Então primeiro eu quero falar em nome do companheiro trabalhador, porque vocês é a mesma coisa como índio, como posseiro, é a mesma coisa como lavrador e é a mesma coisa como a tribo. Esse pessoal que está lá em cima, que a gente sofre repressão da autoridade, esse pessoal é o filho do empresário, o filho do deputado, o filho do senador. Esse resto que é o pessoal filho de pobre, eu quero considerar mais ainda esse pessoal que leva sacrifício, pessoal que sofre muito mais que a gente que está vivendo muito bem aqui na Câmara Federal.
E muita gente que achava, quando eu entrei na política, muita gente falava contra Juruna, falava: “Imagina como que Juruna vai entrar no plenário, imagina, o índio, o que é que vai resolver no plenário, como é que índio vai representar índio?” E eu quero saber: imagina, o que é que o branco pode? Talvez índio pode representar melhor do que qualquer deputado, qualquer senador e qualquer da República.
Juruna é o primeiro índio que está representando brasileiro, porque o governo brasileiro não dá oporunidade pra índio, porque ele quer continuar tutelar toda vida índio. E nós não somos tutelados, somos responsáveis, nós somos gente, nós somos ser humano.
Quem não tem consciência, me trata como objeto, me trata como boneca. E quando eu passo aqui dentro de plenário e alguns companheiros à frente de mim e diz cara emburrada é ridículo. Eu não vim aqui fuxicar com ninguém, eu vim aqui pra trabalhar, pra defender povo, eu vim aqui pra lutar. Eu quero que gente começa a respeitar nome de Juruna. Eu quero que gente trata índio brasileiro o mais possível dentro do melhor.
Cada um de nós tem consciência e cada um de nós tem capacidade. Ninguém tem menos capacidade. Todos nós tem capacidade e todos nós tem inteligência e todos nós tem a vontade para assumir onde que existe poder. Eu acho esse já é fruto está nascendo aqui dentro do Brasil, esse já é sinal está nascendo aqui dentro do plenário. Único índio que tá falando hoje, único deputado que tá falando hoje: não é terceiro, não é quinto deputado, não é cinquenta deputado. Se tiver ao menos mais cinquenta Juruna, o Juruna já tinha mudado o Brasil.
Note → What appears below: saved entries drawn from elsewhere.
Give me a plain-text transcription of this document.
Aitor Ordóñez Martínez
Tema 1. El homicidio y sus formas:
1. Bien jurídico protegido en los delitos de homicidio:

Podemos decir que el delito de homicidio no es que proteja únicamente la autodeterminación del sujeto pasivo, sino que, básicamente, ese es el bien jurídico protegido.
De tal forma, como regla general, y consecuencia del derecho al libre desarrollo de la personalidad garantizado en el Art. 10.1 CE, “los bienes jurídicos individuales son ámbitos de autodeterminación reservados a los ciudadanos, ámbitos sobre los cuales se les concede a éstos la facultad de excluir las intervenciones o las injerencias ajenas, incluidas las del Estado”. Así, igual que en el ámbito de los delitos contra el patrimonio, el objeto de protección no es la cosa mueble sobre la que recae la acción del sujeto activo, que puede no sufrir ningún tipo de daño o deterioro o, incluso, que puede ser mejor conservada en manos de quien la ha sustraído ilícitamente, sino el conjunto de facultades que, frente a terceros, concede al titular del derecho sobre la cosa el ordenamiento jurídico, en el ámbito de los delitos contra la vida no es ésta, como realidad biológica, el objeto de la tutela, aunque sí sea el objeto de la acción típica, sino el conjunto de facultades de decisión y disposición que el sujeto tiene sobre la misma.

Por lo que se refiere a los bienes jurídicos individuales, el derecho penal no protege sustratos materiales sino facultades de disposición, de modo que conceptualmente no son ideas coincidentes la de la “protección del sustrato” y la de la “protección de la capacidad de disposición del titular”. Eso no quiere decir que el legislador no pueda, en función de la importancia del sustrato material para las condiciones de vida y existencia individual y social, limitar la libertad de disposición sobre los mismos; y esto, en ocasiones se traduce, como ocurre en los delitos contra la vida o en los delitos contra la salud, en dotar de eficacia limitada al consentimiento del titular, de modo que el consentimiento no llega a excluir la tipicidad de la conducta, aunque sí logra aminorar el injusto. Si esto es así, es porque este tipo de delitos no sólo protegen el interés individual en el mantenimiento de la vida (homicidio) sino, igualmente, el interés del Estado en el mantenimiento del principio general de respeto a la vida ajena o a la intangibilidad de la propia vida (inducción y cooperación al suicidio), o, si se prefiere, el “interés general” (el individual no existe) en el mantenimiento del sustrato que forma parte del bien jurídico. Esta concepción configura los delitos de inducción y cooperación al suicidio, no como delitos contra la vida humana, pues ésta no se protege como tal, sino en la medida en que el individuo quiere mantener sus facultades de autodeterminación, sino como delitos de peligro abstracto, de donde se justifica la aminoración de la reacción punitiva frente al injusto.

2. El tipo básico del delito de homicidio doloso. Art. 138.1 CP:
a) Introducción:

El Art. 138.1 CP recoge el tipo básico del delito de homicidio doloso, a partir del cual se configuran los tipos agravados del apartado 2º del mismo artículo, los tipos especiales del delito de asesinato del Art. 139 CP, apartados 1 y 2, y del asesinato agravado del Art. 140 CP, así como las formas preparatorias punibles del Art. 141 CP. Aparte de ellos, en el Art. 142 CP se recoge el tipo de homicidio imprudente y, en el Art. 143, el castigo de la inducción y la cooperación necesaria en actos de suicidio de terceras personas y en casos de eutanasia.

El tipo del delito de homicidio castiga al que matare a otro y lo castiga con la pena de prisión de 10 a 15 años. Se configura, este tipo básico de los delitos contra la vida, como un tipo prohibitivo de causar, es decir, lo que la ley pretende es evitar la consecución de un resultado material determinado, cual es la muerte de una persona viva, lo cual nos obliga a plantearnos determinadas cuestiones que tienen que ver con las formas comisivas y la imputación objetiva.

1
Governo da República não pode ser indicado por uma pessoa. Presidente da República tem que ser mais votado com povo brasileiro. Até eu me lembro muito bem que antes de 64 Brasil tinha muito ouro, era muito sagrado e hoje Brasil não tem mais muito ouro não. Está estragado. O Brasil não tem mais ouro. Quem está estragando o Brasil é o próprio governo federal, é este presidente da República que está estragando nosso Brasil, junto com Delfim, esse responsável pelo Brasil.
Quero falar problema do Brizola. O Brizola é homem, foi cassado, como acontece com o índio, por isso eu apoio Brizola e por isso quero dar liberdade para Brizola, porque, como acontece com o posseiro, como acontece com o índio, o Brizola foi expulso do Brasil sem necessidade. E por que o governo não expulsa outro agora? Expulsa todo o ministério, tira todo o ministério! Bota na rua todo mundo!
Se o governo federal, ele tem capacidade, ao lado do povo, se o governo federal assume, como homem, tira meia dúzia de ministro que atrapalha o nosso Brasil. Tirava meia dúzia, o presidente da República, qualquer um de nós apoiava ele. Nós apoiamos o presidente da República e nós levava para crescer mais ainda o nome dele. Desse jeito, ninguém vai apoiar o presidente. Ninguém pode apoiar sujeira. Eu mesmo não pode apoiar sujeira porque eu quero que o presidente muda o nosso Brasil. Porque o presidente é responsável da Nação, o presidente é juízo do povo, o presidente é o pai do povo, o pai do Brasil. Agora, como está hoje, o presidente é o pai do povo? Não existe pai do povo, não. Aqui não tem pai do povo, não.
O presidente foi eleito com empresário, presidente foi compromisso com multinacional, com fazendeiro, com empresário e grande empresário. Se presidente pai do Brasil, presidente segurava toda barra que está acontecendo no Brasil. E aqui gente tá morrendo. E por quê? Porque não tem presidente, não tem autoridade. E toda autoridade é comprada, toda autoridade está se vendendo, quer o dinheiro, quer ganhar dinheiro.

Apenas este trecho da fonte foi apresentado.